While checking on the generalization of HWE, I had to refresh my memory on multinomial expansion. For any positive integer m and any non-negative integer n, the multinomial theorem describes how a sum with m terms expands when raised to the nth power. I do remember that the sum of exponents in each term needs to be the same as the original nth power, but I forgot on how to calculate the coefficient.
Then I came across this method called stars and bars, which is used to determing how many terms an multinomial expansion has.
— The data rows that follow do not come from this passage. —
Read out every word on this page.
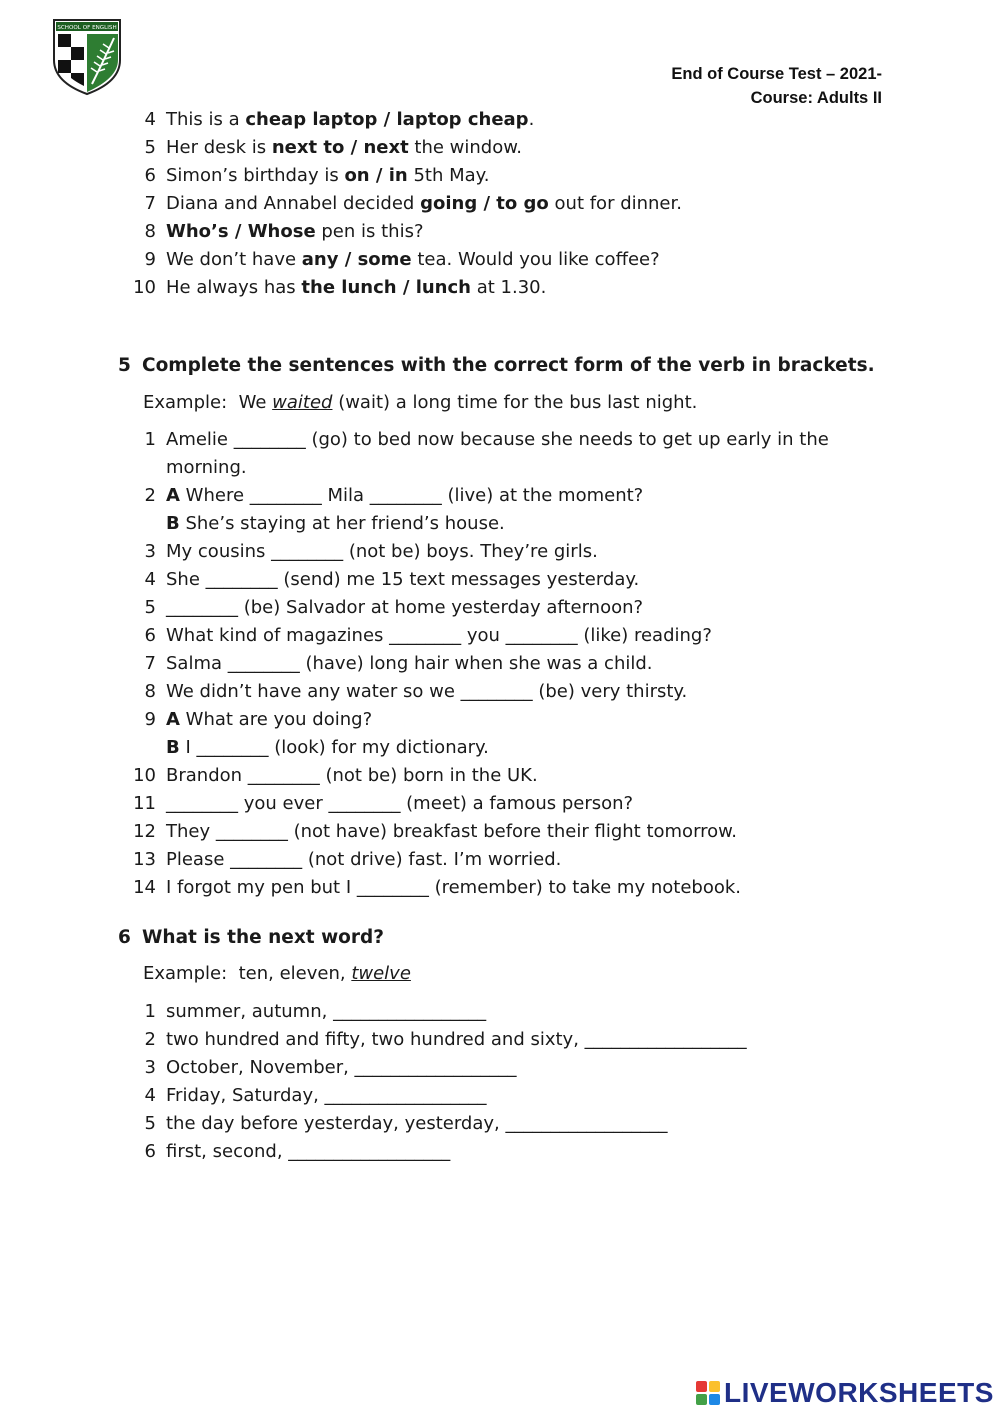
SCHOOL OF ENGLISH
End of Course Test – 2021-
Course: Adults II
4 This is a cheap laptop / laptop cheap.
5 Her desk is next to / next the window.
6 Simon’s birthday is on / in 5th May.
7 Diana and Annabel decided going / to go out for dinner.
8 Who’s / Whose pen is this?
9 We don’t have any / some tea. Would you like coffee?
10 He always has the lunch / lunch at 1.30.
5 Complete the sentences with the correct form of the verb in brackets.
Example: We waited (wait) a long time for the bus last night.
1 Amelie ________ (go) to bed now because she needs to get up early in the
morning.
2 A Where ________ Mila ________ (live) at the moment?
B She’s staying at her friend’s house.
3 My cousins ________ (not be) boys. They’re girls.
4 She ________ (send) me 15 text messages yesterday.
5 ________ (be) Salvador at home yesterday afternoon?
6 What kind of magazines ________ you ________ (like) reading?
7 Salma ________ (have) long hair when she was a child.
8 We didn’t have any water so we ________ (be) very thirsty.
9 A What are you doing?
B I ________ (look) for my dictionary.
10 Brandon ________ (not be) born in the UK.
11 ________ you ever ________ (meet) a famous person?
12 They ________ (not have) breakfast before their flight tomorrow.
13 Please ________ (not drive) fast. I’m worried.
14 I forgot my pen but I ________ (remember) to take my notebook.
6 What is the next word?
Example: ten, eleven, twelve
1 summer, autumn, _________________
2 two hundred and fifty, two hundred and sixty, __________________
3 October, November, __________________
4 Friday, Saturday, __________________
5 the day before yesterday, yesterday, __________________
6 first, second, __________________
LIVEWORKSHEETS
I don’t remember when or whether I’ve learnt this method in school, but in Chinese it is called “隔板法”(https://zh.wikipedia.org/zh-sg/%E9%9A%94%E6%9D%BF%E6%B3%95). It is solving for the number of combinations of nonnegative integer indices k1 through km such that the sum of all ki is n. Let’s consider the case where we have 3 terms, a, b and c, and we want to expand to the power of 4, (a+b+c)^4. So in this case, n=4 and m=3, where we need to split 4 stars into 3 groups, with 0-4 starts in each group. How? We only need 3-1=2 bars to put amongst those starts, and they will be separated into 3 groups.
It could be something like:
**|**| (a^2 * b^2 * c^0)
or
|*|*** (a^0 * b^1 * c^3)
As you can see the number of combination would be n + (m-1) choose (m-1), i.e, there are altogether n+m-1 positions, and we need to choose (m-1) to place the bars, simple. In our example, it would be 6 choose 2, which is 6!/(4! * 2!) = 15, and there are indeed 15 different combinations such as a^4 or b * c^3.
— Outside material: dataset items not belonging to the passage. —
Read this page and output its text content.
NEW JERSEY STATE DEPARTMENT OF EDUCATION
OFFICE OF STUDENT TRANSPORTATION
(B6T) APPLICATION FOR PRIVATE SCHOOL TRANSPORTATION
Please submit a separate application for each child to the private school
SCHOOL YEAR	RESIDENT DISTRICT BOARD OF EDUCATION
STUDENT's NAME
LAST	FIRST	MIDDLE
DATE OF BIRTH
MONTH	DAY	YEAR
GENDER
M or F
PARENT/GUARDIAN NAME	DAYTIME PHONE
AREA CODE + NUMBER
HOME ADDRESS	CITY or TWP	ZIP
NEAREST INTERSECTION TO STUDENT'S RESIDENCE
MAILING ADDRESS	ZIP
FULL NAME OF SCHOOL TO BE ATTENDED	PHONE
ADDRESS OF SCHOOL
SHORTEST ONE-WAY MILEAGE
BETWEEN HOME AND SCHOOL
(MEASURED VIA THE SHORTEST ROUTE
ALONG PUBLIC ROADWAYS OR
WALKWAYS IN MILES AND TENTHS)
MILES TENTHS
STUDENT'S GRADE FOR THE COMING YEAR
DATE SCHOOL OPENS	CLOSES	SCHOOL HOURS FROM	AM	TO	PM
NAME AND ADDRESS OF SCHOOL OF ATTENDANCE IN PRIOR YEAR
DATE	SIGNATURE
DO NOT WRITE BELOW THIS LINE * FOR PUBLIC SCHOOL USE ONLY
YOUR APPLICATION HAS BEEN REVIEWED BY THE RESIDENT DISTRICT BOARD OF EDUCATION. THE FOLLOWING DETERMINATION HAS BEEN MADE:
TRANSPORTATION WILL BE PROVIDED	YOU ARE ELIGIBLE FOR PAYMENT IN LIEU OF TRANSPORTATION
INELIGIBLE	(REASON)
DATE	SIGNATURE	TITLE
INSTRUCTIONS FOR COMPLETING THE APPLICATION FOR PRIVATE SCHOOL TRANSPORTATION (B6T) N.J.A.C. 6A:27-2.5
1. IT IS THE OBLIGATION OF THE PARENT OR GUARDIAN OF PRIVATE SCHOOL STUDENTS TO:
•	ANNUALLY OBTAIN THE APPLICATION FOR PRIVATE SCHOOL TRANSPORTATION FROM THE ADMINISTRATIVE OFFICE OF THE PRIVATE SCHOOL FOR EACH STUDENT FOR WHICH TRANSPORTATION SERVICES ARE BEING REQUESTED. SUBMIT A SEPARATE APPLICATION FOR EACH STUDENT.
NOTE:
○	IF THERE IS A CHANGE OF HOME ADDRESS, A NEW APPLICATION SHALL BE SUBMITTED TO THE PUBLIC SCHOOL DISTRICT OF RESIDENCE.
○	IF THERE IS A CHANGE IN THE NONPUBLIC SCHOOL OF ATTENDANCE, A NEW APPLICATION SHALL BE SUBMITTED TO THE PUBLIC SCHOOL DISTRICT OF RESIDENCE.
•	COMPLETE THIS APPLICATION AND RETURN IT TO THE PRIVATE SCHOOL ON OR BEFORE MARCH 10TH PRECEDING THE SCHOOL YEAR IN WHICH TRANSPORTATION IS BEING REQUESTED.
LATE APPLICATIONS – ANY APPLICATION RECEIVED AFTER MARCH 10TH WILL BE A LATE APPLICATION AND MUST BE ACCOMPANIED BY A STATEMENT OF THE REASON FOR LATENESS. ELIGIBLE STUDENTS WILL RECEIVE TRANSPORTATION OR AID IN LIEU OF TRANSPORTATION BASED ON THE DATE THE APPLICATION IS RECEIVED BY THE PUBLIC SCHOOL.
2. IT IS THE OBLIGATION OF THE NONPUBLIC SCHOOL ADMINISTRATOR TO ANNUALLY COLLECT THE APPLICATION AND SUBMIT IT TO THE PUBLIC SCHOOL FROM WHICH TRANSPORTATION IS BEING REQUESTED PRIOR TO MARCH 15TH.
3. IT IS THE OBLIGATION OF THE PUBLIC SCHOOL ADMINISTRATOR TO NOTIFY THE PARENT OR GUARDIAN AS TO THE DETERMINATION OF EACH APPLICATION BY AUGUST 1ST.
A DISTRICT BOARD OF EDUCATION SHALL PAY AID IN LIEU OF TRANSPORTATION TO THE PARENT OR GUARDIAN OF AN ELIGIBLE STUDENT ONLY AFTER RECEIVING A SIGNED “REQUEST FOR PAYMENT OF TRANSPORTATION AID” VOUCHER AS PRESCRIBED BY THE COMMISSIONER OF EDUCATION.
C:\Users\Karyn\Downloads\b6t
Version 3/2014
A harder question would be how to understand the multinomial coefficients. Let’s keep thinking along the lines of stars and bars.
When we were thinking about the number of terms, we were thinking about where to put the bars, but treating the stars anonymously (they are just stars!). Now imaging that they are not. We actually have 4 distinctive starts, 1,2,3,4, then for the first example,
**|**| (a^2 * b^2 * c^0)
there would be 6 different groupings:
12|34|
13|24|
14|23|
23|14|
24|13|
meaning, the arrangement within each group should be cancled/devided, therefore the formular is 4!/(2! * 2! * 0!), or in general term, it would be n!/(k1!k2!…km!) for each term.
Now let’s think about a special case where m = 2, meaning there are always just 2-1=1 bar, the bar can be placed at n+1 different positions, when it is placed at the kth position (let the bar be in front all the stars as 0), the coefficient would be n!/(k! * (n-k)!), which is actually (n choose k), the binomial coefficient.
Now thinking back on the generalization of HWE, there can be more than two alleles at one locus (more bars), or more than two sets of chromosomes (more stars), i.e. polypoidy, or a combination of both. But now we have no problem for expansion in any case.
I hope this post helps you to understand the multinomial expansion and generalization of HWE.